The experience inspired an idea

She grew up in a devout Catholic family in Minnesota. When she was in first grade at Notre-Dame de Lourdes school, she learned something that changed her life: a very close classmate had had an abortion arranged by this classmate’s mother.

“It was a very, very painful experience for her and she was an emotional mess,” Thorn recalled. “All I could do was love her and be with her. But it was a life changing experience – that the abortion was not a non-event. It left huge imprints in someone’s life and left tremendous pain.

“I kept thinking what could we do?” How could we help him? And then I understood that we could offer advice to people who were having an abortion,” she said. This led her to start the Rachel Project for women and men who have lost children through abortion. “There were so many people who knew someone who was injured that it spread like wildfire.”

The Rachel Project offers spiritual care, counseling and guidance to those suffering from the trauma of loss through abortion. Photo: 123rf

Heart of the pro-life movement

Mary Hallan FioRito, Cardinal Francis George Fellow at the Nicola Center, described Thorn “as the heart of the pro-life movement.”

“She is someone who is able to see Christ in every person she meets,” she said. “She really developed a whole new way not only for the Catholic Church but for other denominations around the world to look at the issue of abortion, to see how you meet a woman where she is able to help. … And that’s what it’s all about.

Thorn “saw the need to bring together the spiritual component of healing with the psychological component,” Archbishop Joseph Naumann of Kansas City, then chairman of the bishops’ pro-life committee, said in the video.

“It helped the church see more clearly that women are the second victims of abortion. She had this call, this unique call to help the church do this essential part better – to communicate the mercy of God,” he said.

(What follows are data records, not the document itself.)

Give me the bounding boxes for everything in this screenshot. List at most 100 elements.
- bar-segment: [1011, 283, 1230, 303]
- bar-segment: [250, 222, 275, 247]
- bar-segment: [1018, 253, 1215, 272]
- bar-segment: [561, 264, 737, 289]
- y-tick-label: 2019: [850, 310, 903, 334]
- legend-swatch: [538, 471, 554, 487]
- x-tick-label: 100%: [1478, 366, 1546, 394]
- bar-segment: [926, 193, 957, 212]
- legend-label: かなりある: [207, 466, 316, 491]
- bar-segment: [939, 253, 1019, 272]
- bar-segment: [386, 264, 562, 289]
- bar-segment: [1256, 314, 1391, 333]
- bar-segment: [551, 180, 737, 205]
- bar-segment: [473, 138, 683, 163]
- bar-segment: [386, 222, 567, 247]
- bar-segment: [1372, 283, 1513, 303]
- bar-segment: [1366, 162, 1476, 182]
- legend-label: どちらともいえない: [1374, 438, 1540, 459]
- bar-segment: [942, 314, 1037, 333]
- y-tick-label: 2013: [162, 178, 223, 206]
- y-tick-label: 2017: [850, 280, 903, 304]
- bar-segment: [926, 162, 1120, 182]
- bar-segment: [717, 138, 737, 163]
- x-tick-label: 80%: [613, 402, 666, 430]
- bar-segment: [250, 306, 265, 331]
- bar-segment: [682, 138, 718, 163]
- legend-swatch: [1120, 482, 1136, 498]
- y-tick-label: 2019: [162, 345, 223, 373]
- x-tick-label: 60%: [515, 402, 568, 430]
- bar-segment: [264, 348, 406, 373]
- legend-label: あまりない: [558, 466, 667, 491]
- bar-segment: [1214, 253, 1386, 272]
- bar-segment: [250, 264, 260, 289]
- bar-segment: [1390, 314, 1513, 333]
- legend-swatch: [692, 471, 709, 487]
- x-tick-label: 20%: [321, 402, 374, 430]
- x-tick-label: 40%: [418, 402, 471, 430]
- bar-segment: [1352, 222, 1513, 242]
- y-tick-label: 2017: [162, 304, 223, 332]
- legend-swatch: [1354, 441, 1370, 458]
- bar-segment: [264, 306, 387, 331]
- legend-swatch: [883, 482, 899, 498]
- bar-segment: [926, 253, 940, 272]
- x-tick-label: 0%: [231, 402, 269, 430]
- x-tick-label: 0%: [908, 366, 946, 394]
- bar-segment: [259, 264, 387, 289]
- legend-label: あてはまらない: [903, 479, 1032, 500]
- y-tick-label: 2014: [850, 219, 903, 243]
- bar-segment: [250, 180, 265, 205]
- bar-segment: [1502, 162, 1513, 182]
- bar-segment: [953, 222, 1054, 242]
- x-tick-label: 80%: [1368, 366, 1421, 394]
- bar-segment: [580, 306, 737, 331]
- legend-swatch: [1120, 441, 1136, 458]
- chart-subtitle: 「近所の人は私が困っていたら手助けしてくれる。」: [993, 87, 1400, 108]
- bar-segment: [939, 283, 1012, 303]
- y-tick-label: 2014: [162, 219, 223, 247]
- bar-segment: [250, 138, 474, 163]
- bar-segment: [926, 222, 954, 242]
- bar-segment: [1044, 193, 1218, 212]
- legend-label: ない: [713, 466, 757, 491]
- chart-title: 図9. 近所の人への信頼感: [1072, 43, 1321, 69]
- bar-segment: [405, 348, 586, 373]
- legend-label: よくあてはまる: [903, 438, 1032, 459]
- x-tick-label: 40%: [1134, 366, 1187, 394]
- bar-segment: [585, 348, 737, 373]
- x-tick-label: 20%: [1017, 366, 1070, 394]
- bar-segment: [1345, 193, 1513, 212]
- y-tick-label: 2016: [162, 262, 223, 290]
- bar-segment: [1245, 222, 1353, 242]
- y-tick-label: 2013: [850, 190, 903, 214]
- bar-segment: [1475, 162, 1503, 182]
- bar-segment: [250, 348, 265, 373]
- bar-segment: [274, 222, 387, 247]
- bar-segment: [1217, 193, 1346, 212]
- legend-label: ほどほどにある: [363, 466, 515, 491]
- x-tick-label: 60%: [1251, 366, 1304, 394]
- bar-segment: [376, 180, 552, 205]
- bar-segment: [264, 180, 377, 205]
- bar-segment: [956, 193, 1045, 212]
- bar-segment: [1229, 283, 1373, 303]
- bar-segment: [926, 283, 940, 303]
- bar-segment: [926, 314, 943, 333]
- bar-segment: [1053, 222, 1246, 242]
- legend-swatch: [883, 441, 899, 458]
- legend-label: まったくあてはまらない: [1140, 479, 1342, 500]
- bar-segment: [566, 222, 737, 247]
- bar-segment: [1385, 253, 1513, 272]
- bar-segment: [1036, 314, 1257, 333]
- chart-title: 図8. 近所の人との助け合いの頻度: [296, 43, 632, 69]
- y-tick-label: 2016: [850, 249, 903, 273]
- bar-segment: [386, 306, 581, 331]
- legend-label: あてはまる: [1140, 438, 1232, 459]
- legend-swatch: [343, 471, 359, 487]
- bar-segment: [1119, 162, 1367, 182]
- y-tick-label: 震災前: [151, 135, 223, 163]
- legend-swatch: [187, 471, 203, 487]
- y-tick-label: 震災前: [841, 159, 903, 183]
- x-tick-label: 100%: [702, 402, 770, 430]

I kept thinking what could we do? How could we help him? And then I understood that we could offer advice to people who had had an abortion.

The author has mapped the effects of abortion

Thorn was the author of Progetto Rachele, il volto della compassione (“Project Rachel, The Face of Compassion”), published in 2009 by the Libreria Editrice Vaticana. She has written numerous articles and spoken internationally about Project Rachel and the effects of abortion aftermath on women, men and family members and the post-abortion healing process.

Together with her husband, she was inducted in 2008 into the Equestrian Order of the Holy Sepulcher of Jerusalem. In 2009, she received the People of Life Award from the USCCB for her pro-life service to the Catholic Church, and in 2017 Pope Francis reappointed her as a corresponding member of the Pontifical Academy for the life. She was first appointed to the academy in 2011.

Thorn had a psychology degree from the University of Minnesota. She was an American Academy of Bereavement-trained grief facilitator and a Resolve Through Sharing-certified perinatal loss facilitator.

She earned her trauma counseling certification at the University of Wisconsin-Milwaukee and was a longtime member of the Prenatal and Perinatal Health and Psychology Association.

Additionally, she has written and spoken about the sociological changes in society since 1960 and the “spiritual and psychological wounds” carried by Generation X and Generation Y as a result of these changes. She has also written about the role of stress in making abortion decisions and about ways to help women with pregnancies in crisis.

Lately, she had given presentations to groups of high school students, college students, and groups of adults on her recent research on the topic of “the biology of the theology of the body.”

Thorn was a member of St Catherine’s Parish in Milwaukee. Besides her husband and children, she is survived by 19 grandchildren.

Called to evangelize

“We, as Christians, as Catholics, are called, I think, to be evangelists but also … to be involved in really caring for people,” Thorn said in the Nicola Center video. “God’s mercy is greater than anything we can do and for us to be able to promote God’s mercy to people who are really, really emotionally hurt is so important.

“But it’s this importance of recognizing that God is there for everyone and that there is nothing greater that we can do that is greater than God’s grace and mercy.”